Gov’t Approves Pill to Replace Allergy Shots
No more prick in the arm for grass pollen allergy sufferers. The United States Food and Drug Administration (FDA) has approved a new pill that treats watery eyes and the sniffles the same way allergy shots do.
Oralair, is a new drug that helps allergy suffers build a resistance to the grass pollen allergy over time by placing a once-daily pill under the tongue until it dissolves.
The pill was designed by Stallergenes, a French drug company, to provide a take-home alternative to conventional allergy shots, which traditionally have to be administered at a certified clinic.
According to the FDA, Oralair works much like allergy shots.
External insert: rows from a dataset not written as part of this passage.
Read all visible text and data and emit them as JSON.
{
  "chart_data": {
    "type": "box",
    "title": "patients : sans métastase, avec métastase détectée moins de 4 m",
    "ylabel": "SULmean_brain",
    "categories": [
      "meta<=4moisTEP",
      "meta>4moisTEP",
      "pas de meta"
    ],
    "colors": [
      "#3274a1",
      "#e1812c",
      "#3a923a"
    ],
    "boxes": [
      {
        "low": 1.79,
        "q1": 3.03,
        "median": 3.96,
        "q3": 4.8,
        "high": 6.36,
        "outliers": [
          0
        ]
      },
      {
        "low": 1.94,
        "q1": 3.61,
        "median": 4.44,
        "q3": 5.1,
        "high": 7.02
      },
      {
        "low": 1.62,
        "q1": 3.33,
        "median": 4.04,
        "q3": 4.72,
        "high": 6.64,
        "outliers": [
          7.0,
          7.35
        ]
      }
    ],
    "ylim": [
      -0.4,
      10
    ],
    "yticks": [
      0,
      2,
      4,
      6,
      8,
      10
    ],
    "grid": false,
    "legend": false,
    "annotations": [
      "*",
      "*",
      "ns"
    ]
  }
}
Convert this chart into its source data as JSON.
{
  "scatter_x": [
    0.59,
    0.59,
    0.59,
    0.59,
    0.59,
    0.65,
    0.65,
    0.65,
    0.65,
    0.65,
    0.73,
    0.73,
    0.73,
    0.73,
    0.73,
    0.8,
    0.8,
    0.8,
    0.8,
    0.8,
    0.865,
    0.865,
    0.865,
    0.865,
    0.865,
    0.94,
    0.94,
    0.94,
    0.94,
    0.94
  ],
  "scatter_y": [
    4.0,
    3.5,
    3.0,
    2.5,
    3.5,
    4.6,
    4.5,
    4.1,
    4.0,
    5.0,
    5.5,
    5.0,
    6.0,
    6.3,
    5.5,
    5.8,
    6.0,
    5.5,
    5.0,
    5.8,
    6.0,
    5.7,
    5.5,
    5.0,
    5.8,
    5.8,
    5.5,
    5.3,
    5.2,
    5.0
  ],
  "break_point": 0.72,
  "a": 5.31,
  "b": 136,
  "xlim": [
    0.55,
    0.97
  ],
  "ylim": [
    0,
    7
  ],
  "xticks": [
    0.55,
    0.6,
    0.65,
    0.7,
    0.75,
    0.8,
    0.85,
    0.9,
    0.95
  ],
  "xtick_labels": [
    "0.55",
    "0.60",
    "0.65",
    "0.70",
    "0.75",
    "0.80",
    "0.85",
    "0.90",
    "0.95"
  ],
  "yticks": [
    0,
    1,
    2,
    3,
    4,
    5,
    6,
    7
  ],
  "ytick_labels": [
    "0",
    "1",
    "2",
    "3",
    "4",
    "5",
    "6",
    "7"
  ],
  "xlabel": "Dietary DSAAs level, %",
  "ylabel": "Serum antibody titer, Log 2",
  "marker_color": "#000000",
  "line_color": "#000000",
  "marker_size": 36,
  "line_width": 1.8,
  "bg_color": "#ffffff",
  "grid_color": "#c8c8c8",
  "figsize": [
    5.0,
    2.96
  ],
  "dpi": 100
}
A form of immunotherapy, allergy shots and Oralair alike expose allergy sufferers to small amounts of allergens at a time, in order to help decrease immune system sensitivity to the allergens, and reducing allergic symptoms.
Stallergenes proudly boasts that Oralair is the first immunotherapy treatment that be taken home by patients with a prescription. After the first treatment is taken in a doctor's office or allergy clinic, where professionals can watch for adverse effects, patients can then take the drug home with them for a more convenient treatment regimen.
According to an FDA press release, Oralair was approved by federal regulators after the drug was evaluated in Stage III trials involving approximately 2,500 participants across the United States and Europe. Over the course of a single grass-pollen season, patients taking the pall experienced a 16 to 30 percent reduction in symptoms and the need to take antihistamines, compared to those who received a placebo.
Currently, Oralair is the only under-the-tongue immunotherapy option for allergy sufferers, and only helps patients with a grass-pollen allergy. Still, the very fact that the drug was approved by U.S. federal regulators promises more options for immunotherapy and allergy treatment in the future.
The FDA publically announced Oraliar's approval on April 2.